Saturday, April 23, 2011

Agile Development Principles To Live By

I'm currently reading an excellent book by Robert Martin (aka Uncle Bob) Agile Principles Patterns and Practises in C# (Prentice Hall).  I highly recommend it.
There is a fantastic list of agile principles in chapter 1, here's my synopsis of Robert's list.


  1. Our highest priority is to satisfy the customer through early and continuous delivery of valuable software.
    The smaller the deliverable of software the higher the quality and the less risk of non-delivery.  The more often you can deliver the higher the overall quality. All deliverables are production quality code.

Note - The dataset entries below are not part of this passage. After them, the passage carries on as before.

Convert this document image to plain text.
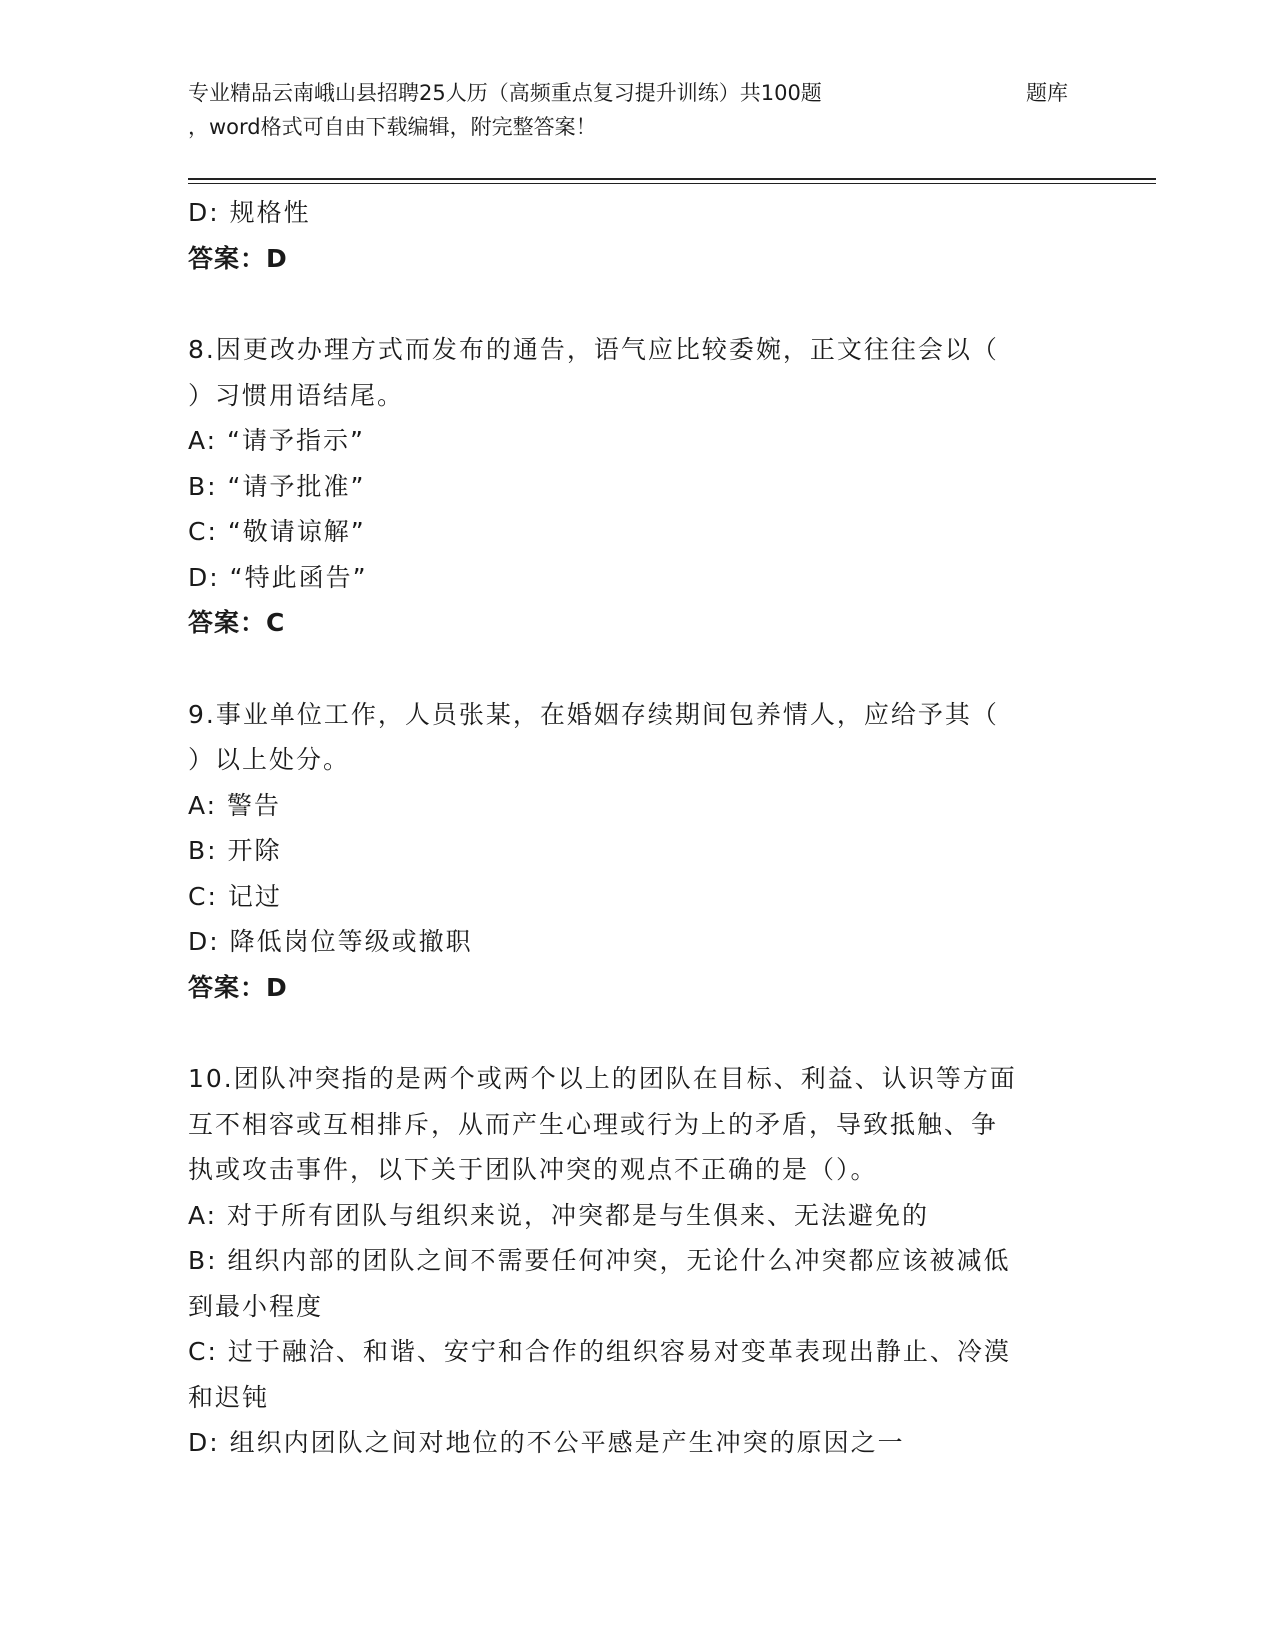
专业精品云南峨山县招聘25人历（高频重点复习提升训练）共100题	题库
，word格式可自由下载编辑，附完整答案！
D: 规格性
答案：D
8.因更改办理方式而发布的通告，语气应比较委婉，正文往往会以（
）习惯用语结尾。
A: “请予指示”
B: “请予批准”
C: “敬请谅解”
D: “特此函告”
答案：C
9.事业单位工作，人员张某，在婚姻存续期间包养情人，应给予其（
）以上处分。
A: 警告
B: 开除
C: 记过
D: 降低岗位等级或撤职
答案：D
10.团队冲突指的是两个或两个以上的团队在目标、利益、认识等方面
互不相容或互相排斥，从而产生心理或行为上的矛盾，导致抵触、争
执或攻击事件，以下关于团队冲突的观点不正确的是（）。
A: 对于所有团队与组织来说，冲突都是与生俱来、无法避免的
B: 组织内部的团队之间不需要任何冲突，无论什么冲突都应该被减低
到最小程度
C: 过于融洽、和谐、安宁和合作的组织容易对变革表现出静止、冷漠
和迟钝
D: 组织内团队之间对地位的不公平感是产生冲突的原因之一
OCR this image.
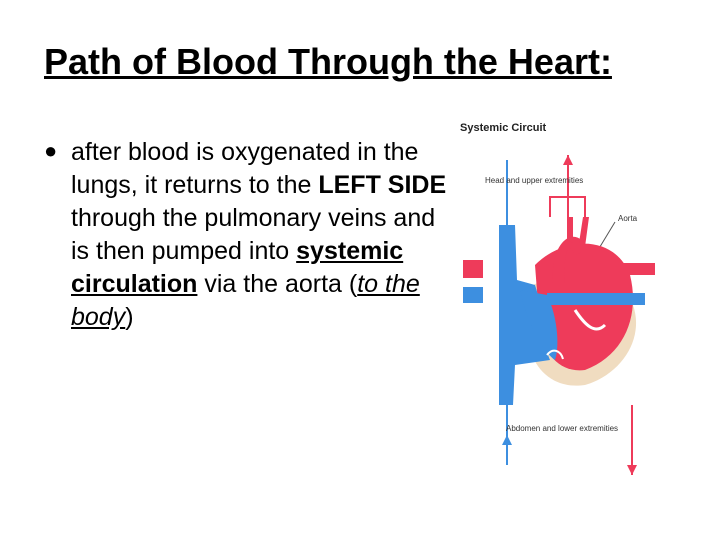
Path of Blood Through the Heart:
● after blood is oxygenated in the lungs, it returns to the LEFT SIDE through the pulmonary veins and is then pumped into systemic circulation via the aorta (to the body)
Systemic Circuit
Head and upper extremities
Aorta
Abdomen and lower extremities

  2. Welcome changing requirements, even late in the development. Agile processes harness change for the customer's competitive advantage. Embrace change, change is good, it demonstrates we have learnt more about the customer's needs. An agile development team should focus on software the is easy to change and maintain, simplifying the adaptive process. In my opinion I would also add to this, communicate the cost of change effectively to stakeholders as well; change does cost and whimsical change should be transparent and visible.
  3. Deliver working software frequently, from a couple of weeks to a couple of months, with a preference to the shorter time scale. Each delivery should satisfy some customer need.

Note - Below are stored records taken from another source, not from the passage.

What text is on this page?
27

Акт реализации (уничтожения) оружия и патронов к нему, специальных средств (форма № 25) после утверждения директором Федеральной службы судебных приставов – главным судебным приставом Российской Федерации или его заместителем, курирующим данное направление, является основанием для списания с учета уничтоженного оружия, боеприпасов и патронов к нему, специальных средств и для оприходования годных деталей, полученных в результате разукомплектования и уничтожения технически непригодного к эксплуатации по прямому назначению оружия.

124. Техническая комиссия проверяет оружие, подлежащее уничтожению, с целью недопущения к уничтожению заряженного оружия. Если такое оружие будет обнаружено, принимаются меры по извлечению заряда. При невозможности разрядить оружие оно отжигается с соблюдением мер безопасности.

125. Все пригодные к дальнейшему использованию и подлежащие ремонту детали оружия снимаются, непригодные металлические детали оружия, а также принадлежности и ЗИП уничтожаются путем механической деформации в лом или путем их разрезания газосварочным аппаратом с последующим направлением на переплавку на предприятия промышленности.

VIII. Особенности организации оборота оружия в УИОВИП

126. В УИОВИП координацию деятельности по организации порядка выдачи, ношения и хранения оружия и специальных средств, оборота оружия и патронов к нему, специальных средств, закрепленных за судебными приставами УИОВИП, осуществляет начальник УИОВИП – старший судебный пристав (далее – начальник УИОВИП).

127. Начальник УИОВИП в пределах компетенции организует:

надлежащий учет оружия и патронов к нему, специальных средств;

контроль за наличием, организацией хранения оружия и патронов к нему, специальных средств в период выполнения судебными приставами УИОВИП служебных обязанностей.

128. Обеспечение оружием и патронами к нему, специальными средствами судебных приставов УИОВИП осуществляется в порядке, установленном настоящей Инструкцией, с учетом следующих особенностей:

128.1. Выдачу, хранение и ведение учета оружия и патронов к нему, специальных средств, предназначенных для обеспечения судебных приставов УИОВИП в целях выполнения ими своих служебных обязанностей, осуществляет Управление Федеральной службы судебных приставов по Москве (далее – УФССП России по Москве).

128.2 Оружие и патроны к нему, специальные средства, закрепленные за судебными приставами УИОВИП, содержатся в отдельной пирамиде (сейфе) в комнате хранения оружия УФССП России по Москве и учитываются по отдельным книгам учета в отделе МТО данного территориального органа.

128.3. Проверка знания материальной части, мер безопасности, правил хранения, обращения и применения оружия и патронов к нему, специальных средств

  4. Business people and developers must work together daily throughout the project. In order to be agile there must be frequent interaction and assessment. A software project is not a fire and forget weapon.
  5. Build projects around motivated individuals. Give them the environment and support they need and trust them to get the job done. People are always the most important factor in any software project, everything else is secondary and will not compensate for the wrong people on a project.

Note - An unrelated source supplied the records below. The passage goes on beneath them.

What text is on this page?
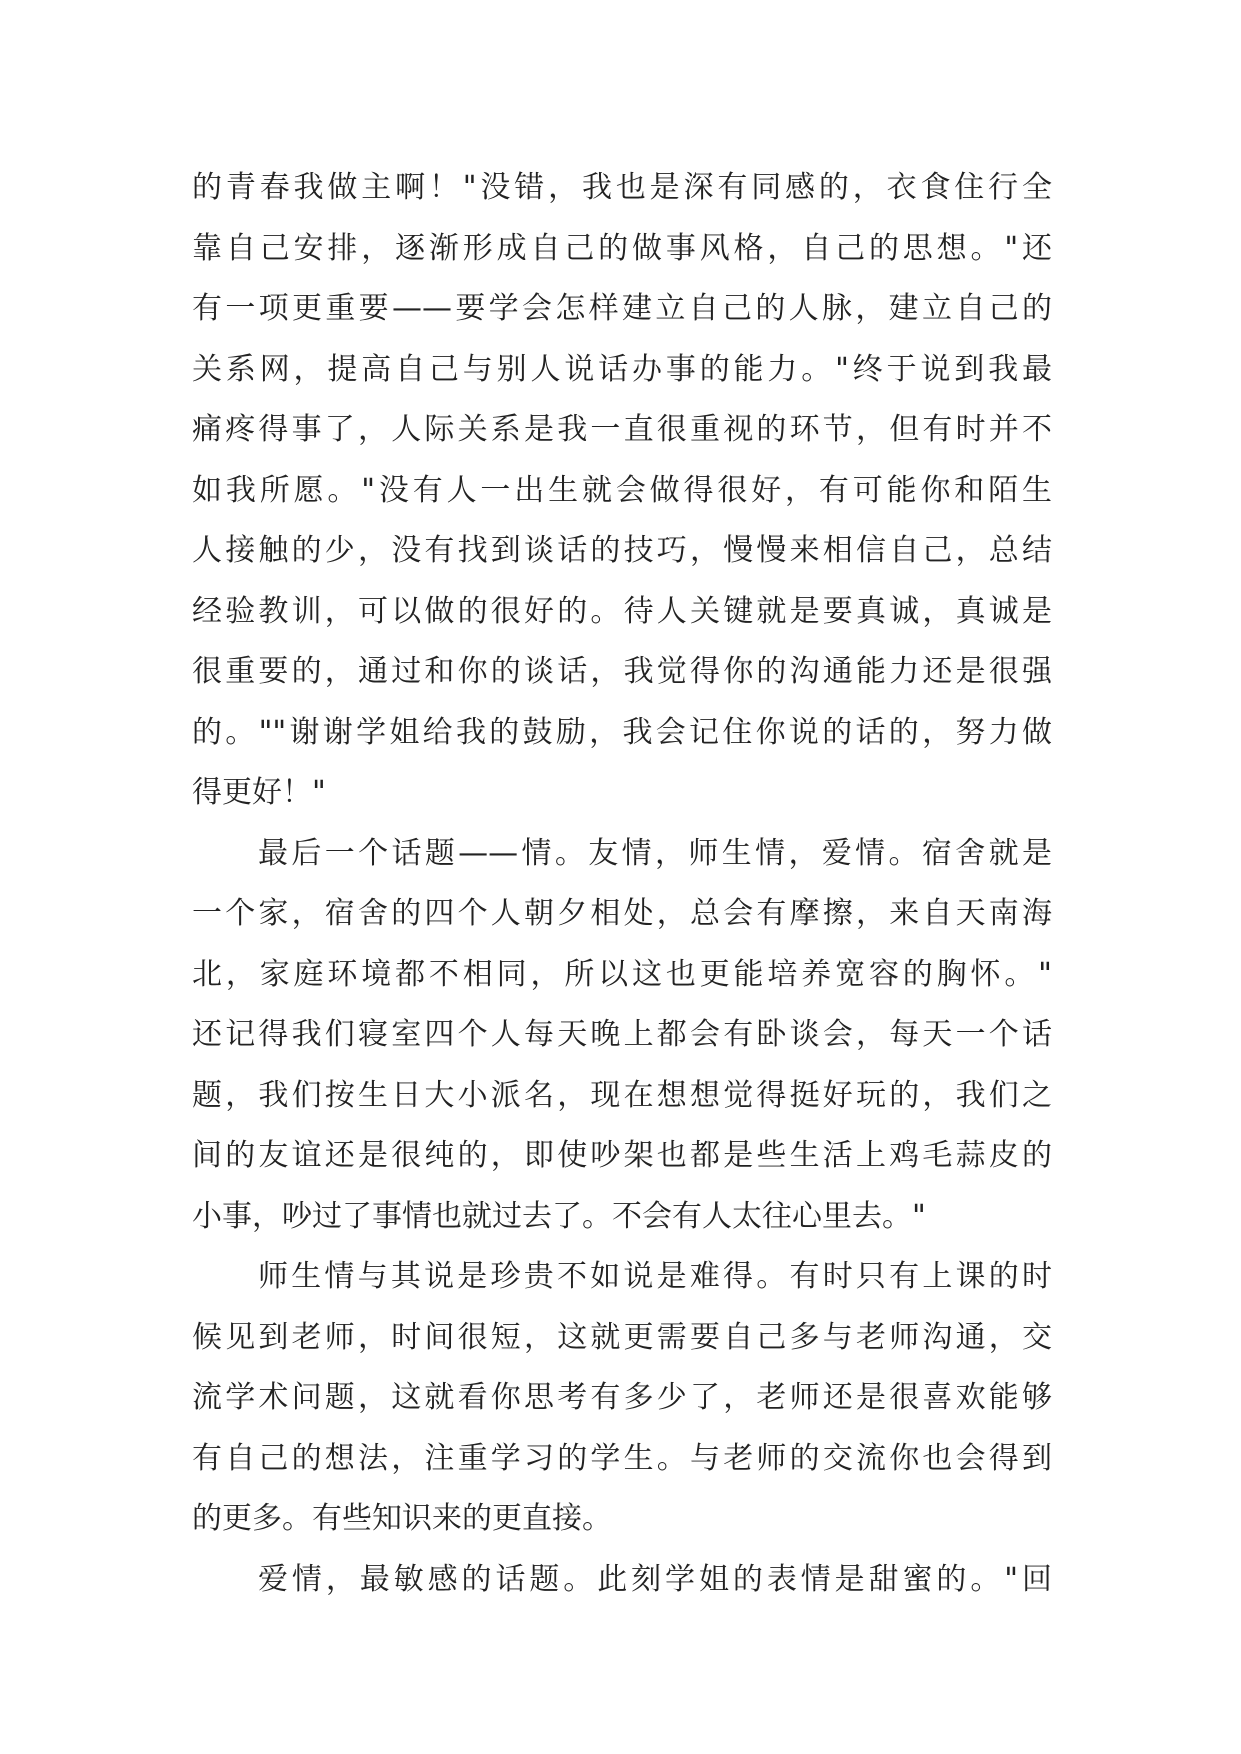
的青春我做主啊！"没错，我也是深有同感的，衣食住行全
靠自己安排，逐渐形成自己的做事风格，自己的思想。"还
有一项更重要——要学会怎样建立自己的人脉，建立自己的
关系网，提高自己与别人说话办事的能力。"终于说到我最
痛疼得事了，人际关系是我一直很重视的环节，但有时并不
如我所愿。"没有人一出生就会做得很好，有可能你和陌生
人接触的少，没有找到谈话的技巧，慢慢来相信自己，总结
经验教训，可以做的很好的。待人关键就是要真诚，真诚是
很重要的，通过和你的谈话，我觉得你的沟通能力还是很强
的。""谢谢学姐给我的鼓励，我会记住你说的话的，努力做
得更好！"
最后一个话题——情。友情，师生情，爱情。宿舍就是
一个家，宿舍的四个人朝夕相处，总会有摩擦，来自天南海
北，家庭环境都不相同，所以这也更能培养宽容的胸怀。"
还记得我们寝室四个人每天晚上都会有卧谈会，每天一个话
题，我们按生日大小派名，现在想想觉得挺好玩的，我们之
间的友谊还是很纯的，即使吵架也都是些生活上鸡毛蒜皮的
小事，吵过了事情也就过去了。不会有人太往心里去。"
师生情与其说是珍贵不如说是难得。有时只有上课的时
候见到老师，时间很短，这就更需要自己多与老师沟通，交
流学术问题，这就看你思考有多少了，老师还是很喜欢能够
有自己的想法，注重学习的学生。与老师的交流你也会得到
的更多。有些知识来的更直接。
爱情，最敏感的话题。此刻学姐的表情是甜蜜的。"回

  6. The most efficient and effective form of conveying information to and within a team is face-to-face conversation. Speech is a far richer and more concise form of communication over written forms, more information is imparted more quickly and with more detail. Documentation should be created incrementally, but only when NEEDED.
  7. Working software is the primary measure of progress. The project is 30% done when 30% of all features needed are finished and delivered.
  8. Agile processes promote sustainable development. The sponsors, developers, and users should be able to maintain a constant pace indefinitely.  It is not a 100metre sprint, its more like a marathon. Care should be taken not to over commit.
  9. Continuous attention to technical excellence and good design enhances agility. High quality is the key to speed, badly written code generally leads to a do-over.  All team members must believe in and be committed to high quality and excellence. They do not create messes that they promise to fix next month.
  10. Simplicity - the art of maximising the amount of work not done is essential.  Take the simplest path that is consistent with the team and project goals. They do not put a lot of importance on solving tomorrow's problems, nor do they try and defend against them today. Rather focus on writing clear quality code that is easy to change.
  11. The best architecture, requirements, and design emerges from self organising teams. An agile team is a self organising team. Responsibilities should not be handed out, rather let the team decide and come to a consensus on decisions or let them choose who is best able to make these decisions if they feel they cannot contribute.  All team members should feel they have influence over decisions made.
  12. At regular intervals, the team reflects on how to become more effective, then tunes and adjusts its behaviour accordingly. The agile team knows that its environment is constantly changes and the best processes from yesterday may not still be best.

This post is meant to be a quick reference of valuable Agile information.